Después de lo que he visto, me resulta imposible permanecer allí, de rodillas, hablando al cielo mientras el infierno se ha adueñado de la tierra. Los monjes que me rodean son novicios en materia de almas. He viajado hasta otros confines. He visto el verdadero rostro del hombre. Piel arrancada, músculos desnudos, nervios desgarrados. Su odio irreductible. Su violencia sin límite. Hay que sanar de su mal al ser humano y no es en el silencio del aislamiento donde podré hacerlo.
Entonces me acuerdo de Luc.
Dos años en los que casi me he olvidado de él. Su silueta y su voz vuelven con nueva claridad. Luc siempre estuvo un paso por delante de mí. Siempre presintió las verdades groseras, contradictorias, subterráneas de la realidad. Hoy comprendo una vez más que debo seguir su camino.
Septiembre de 1996
Me incorporo a la Isla de los Cuervos.
La ENSOP, Escuela Nacional Superior de Inspectores de Policía, situada en Cannes-Écluse, Seine-et-Marne, llamada así porque todos llevan uniforme. No me siento fuera de lugar. He conocido la sotana. Ahora luzco la guerrera azul marino. Pasado el primer obstáculo, en el que los oficiales encargados de la formación me miran con desconfianza, dado que con mis diplomas podría haberlo intentado en Saint-Cyr-au-Mont-d’Or, la «fábrica de comisarios», mis logros hablan por sí solos.

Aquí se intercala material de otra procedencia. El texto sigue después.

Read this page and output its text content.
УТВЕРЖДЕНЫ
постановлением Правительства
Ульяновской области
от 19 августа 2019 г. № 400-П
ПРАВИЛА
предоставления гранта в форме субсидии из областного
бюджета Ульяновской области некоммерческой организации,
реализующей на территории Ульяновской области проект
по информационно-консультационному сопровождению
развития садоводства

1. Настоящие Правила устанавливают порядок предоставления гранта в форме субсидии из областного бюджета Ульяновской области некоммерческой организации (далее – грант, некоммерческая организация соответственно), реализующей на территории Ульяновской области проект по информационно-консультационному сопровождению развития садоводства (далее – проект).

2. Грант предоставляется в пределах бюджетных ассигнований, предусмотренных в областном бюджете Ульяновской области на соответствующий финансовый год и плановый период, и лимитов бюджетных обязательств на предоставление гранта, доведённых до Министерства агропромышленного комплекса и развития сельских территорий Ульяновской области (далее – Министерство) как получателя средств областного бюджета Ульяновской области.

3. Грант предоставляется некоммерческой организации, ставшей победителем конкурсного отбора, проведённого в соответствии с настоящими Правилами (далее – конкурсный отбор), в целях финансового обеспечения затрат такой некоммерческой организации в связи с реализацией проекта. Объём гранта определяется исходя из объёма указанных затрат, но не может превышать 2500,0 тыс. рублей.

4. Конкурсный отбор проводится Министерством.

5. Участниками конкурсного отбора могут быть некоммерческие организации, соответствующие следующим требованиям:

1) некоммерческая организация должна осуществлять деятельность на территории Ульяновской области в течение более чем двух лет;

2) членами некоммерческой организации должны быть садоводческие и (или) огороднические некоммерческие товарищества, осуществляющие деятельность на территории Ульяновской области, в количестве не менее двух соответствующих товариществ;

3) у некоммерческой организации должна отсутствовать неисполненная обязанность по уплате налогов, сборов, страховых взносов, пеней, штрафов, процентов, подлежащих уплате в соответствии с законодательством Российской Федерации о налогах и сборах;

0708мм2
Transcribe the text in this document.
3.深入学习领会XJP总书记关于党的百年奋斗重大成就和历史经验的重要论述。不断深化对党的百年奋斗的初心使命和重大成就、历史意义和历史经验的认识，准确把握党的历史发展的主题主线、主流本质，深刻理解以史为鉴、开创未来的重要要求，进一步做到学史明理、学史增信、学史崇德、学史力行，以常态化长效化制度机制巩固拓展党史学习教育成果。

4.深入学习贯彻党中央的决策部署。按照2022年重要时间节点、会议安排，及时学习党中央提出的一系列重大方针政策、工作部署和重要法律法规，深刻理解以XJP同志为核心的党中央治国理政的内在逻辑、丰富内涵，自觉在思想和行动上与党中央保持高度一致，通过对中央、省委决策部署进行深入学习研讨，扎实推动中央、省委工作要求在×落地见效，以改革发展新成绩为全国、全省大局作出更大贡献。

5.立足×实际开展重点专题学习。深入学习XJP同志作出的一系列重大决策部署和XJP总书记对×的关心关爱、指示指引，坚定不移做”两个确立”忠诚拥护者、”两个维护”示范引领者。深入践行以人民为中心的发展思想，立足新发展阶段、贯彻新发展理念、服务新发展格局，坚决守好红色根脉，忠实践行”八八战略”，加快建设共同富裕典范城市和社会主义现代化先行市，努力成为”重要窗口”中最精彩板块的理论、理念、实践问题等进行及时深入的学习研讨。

En todas las asignaturas obtengo las mejores notas. Derecho penal, derecho constitucional, derecho civil. Procedimientos. Ciencias humanas. Ninguna dificultad. Todo eso sin contar el deporte. Atletismo, tiro, lucha cuerpo a cuerpo… Mi vida de asceta, mi inclinación al rigor, hacen de mí un adversario temible.
Pero es al finalizar los estudios, durante las prácticas sobre el terreno, cuando mi mejor cualidad se revela: un sentido innato del mundo de la calle. Intuición de lugares, instinto de caza, psicología… Y sobre todo, el don del camuflaje. A pesar de mi silueta de espárrago y de mi formación de intelectual, me mimetizo en cualquier parte, adoptando el lenguaje de los golfos, haciendo amistad con la peor gentuza.
Junio de 1998
Soy el número uno de mi promoción. Tengo treinta y un años. Gracias a mi calificación, tengo prioridad para escoger destino entre los cargos vacantes. Unos días más tarde, el director de la escuela me convoca.
– ¿Ha solicitado la Brigada de Represión del Proxenetismo?
– ¿Y…?
– ¿No le interesaría un cargo en una oficina central? ¿El Ministerio del Interior?
– ¿Hay algún problema?
– Se dice… Es usted católico, ¿verdad?
– No veo la relación.
– Corre usted el riesgo de ver historias bastante curiosas en la BRP y…
El hombre duda; luego, me dedica una amplia sonrisa paternalista.
– He pasado diez años de mi vida en la BRP. Es un universo muy particular. No estoy seguro de que los depravados que se encuentran allí tengan necesidad de un policía de su valía.
Le devuelvo la sonrisa, inclinando mi metro noventa.
– Se equivoca. Soy yo quien tiene necesidad de ellos.
Septiembre de 1998
Me hundo en los arcanos del vicio. En pocos meses enriquezco mi vocabulario. Coprofilia: desviación sexual consistente en alimentarse con excrementos. Urofilia: práctica en la que el placer se obtiene por medio de la vista o el contacto con la orina. Zoofilia: echo la mano de un stock de vídeos. Obvio los comentarios. Necrofilia: organizo un memorable delito flagrante en plena noche, en el cementerio de Montparnasse.